Of course, this all could become a moot point if Hearn, Al Haymon, who advises Wilder, and Shelly Finkel, Wilder’s co-manager, put together the heavyweight fight everyone really wants to see – Wilder against Anthony Joshua. Lou DiBella, who has promoted many of Wilder’s fights, told BoxingScene.com on Wednesday that Wilder’s team has sent Hearn, who also promotes Joshua, an offer that would guarantee Joshua an astounding $50 million purse to fight Wilder next (https://www.boxingscene.com/team-wilder-send-50-million-offer-joshua-unification--127535).
BoxingScene.com’s interview with Hearn took place Wednesday before that $50 million offer was made public. Regardless of whether the Joshua-Wilder fight happens next, Whyte has another option for his planned July 21 return at O2 Arena in London.

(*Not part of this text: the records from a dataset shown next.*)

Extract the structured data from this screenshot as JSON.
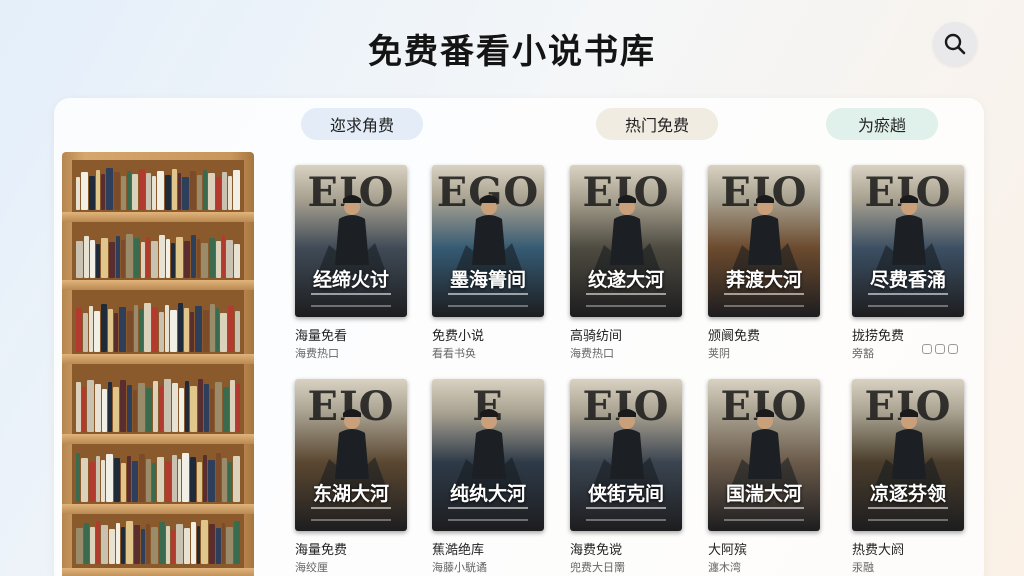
{
  "header": {
    "title": "免费番看小说书库"
  },
  "tabs": [
    {
      "label": "迩求角费"
    },
    {
      "label": "热门免费"
    },
    {
      "label": "为瘀趟"
    }
  ],
  "books": [
    {
      "letters": "EIO",
      "cover_title": "经缔火讨",
      "title": "海量免看",
      "subtitle": "海费热口",
      "tone": "#3f4a56"
    },
    {
      "letters": "EGO",
      "cover_title": "墨海箐间",
      "title": "免费小说",
      "subtitle": "看看书奂",
      "tone": "#355a73"
    },
    {
      "letters": "EIO",
      "cover_title": "纹遂大河",
      "title": "高骑纺间",
      "subtitle": "海费热口",
      "tone": "#4d4a40"
    },
    {
      "letters": "EIO",
      "cover_title": "莽渡大河",
      "title": "颁阛免费",
      "subtitle": "荚阴",
      "tone": "#6b4a2e"
    },
    {
      "letters": "EIO",
      "cover_title": "尽费香涌",
      "title": "拢捞免费",
      "subtitle": "旁豁",
      "tone": "#3c4f63"
    },
    {
      "letters": "EIO",
      "cover_title": "东湖大河",
      "title": "海量免费",
      "subtitle": "海绞厘",
      "tone": "#5a4731"
    },
    {
      "letters": "E",
      "cover_title": "纯纨大河",
      "title": "蕉澔绝库",
      "subtitle": "海藤小駫谲",
      "tone": "#2e3a48"
    },
    {
      "letters": "EIO",
      "cover_title": "侠街克间",
      "title": "海费免谠",
      "subtitle": "兜费大日罱",
      "tone": "#3a4450"
    },
    {
      "letters": "EIO",
      "cover_title": "国湍大河",
      "title": "大阿殡",
      "subtitle": "瀍木湾",
      "tone": "#6a5a4a"
    },
    {
      "letters": "EIO",
      "cover_title": "凉逐芬领",
      "title": "热费大阏",
      "subtitle": "汞融",
      "tone": "#4a3d2c"
    }
  ],
  "icons": {
    "search": "search-icon",
    "pager": "page-dots-icon"
  }
}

The Jamaican-born, London-based Whyte could battle Bulgaria’s Kubrat Pulev (25-1, 13 KOs) in an IBF elimination match to determine the mandatory challenger for one of the four titles Joshua owns. As much as Whyte wants a shot at Wilder, he also seeks a rematch against Joshua (21-0, 20 KOs), who stopped Whyte in the seventh round of their December 2015 fight at O2 Arena.

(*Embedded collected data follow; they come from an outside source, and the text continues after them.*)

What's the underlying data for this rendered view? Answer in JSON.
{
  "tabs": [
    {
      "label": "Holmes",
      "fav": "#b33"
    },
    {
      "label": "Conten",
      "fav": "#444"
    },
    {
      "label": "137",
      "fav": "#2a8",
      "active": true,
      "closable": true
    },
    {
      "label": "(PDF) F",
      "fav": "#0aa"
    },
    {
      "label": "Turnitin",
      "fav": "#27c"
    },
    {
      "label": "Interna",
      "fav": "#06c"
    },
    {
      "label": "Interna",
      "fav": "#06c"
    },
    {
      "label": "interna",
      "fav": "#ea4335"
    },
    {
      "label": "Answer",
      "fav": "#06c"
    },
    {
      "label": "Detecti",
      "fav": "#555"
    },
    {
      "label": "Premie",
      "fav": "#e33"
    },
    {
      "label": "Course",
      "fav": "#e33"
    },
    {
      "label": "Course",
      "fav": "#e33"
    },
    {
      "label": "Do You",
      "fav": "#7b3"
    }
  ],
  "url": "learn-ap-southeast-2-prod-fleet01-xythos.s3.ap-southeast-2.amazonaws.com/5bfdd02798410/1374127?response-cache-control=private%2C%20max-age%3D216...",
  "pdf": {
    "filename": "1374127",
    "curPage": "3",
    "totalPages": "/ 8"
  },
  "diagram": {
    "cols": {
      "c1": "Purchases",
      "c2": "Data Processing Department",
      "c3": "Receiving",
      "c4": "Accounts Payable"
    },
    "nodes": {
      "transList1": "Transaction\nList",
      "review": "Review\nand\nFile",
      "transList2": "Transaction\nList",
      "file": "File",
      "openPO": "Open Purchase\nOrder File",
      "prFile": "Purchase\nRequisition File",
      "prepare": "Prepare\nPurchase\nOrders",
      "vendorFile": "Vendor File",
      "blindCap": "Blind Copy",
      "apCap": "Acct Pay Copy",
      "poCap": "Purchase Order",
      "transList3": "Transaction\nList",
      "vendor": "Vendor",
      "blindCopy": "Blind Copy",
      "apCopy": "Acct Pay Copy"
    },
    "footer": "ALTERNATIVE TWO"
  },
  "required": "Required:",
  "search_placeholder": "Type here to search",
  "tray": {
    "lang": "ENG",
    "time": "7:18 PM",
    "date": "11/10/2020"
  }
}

“We’ve also got a final eliminator with the IBF, that we’re also negotiating with Kubrat Pulev, to be the mandatory for Joshua,” Hearn said. “But we’ve spent all our time and money to pursue the [WBC], to pursue Deontay Wilder. And now they’re blocking us because they don’t want us, I’m talking about Wilder, don’t want Whyte to be the mandatory, to get his shot. That’s the truth.”
If Whyte-Ortiz materializes, Hearn is certain it would sell out the O2 Arena.
“We had massive viewing figures for Dillian Whyte’s last fight,” Hearn said, referring to Whyte’s sixth-round knockout of Australia’s Lucas Browne on March 24 at O2 Arena. “He’s becoming a big star in the UK right now. Would love to do Dillian Whyte against Luis Ortiz at the O2. Would love to do Dillian Whyte against Kubrat Pulev at the O2. He’s got big fights coming his way. He’s just staying patient.
“He calls me like a hundred times a day, asking, ‘What the f***’s going on?’ And this has pissed him off because we’ve been chasing Wilder, we’ve been chasing that No. 1 spot. We are No. 1. So now you went No. 1 against No. 4 in a final eliminator and make No. 2 the mandatory.”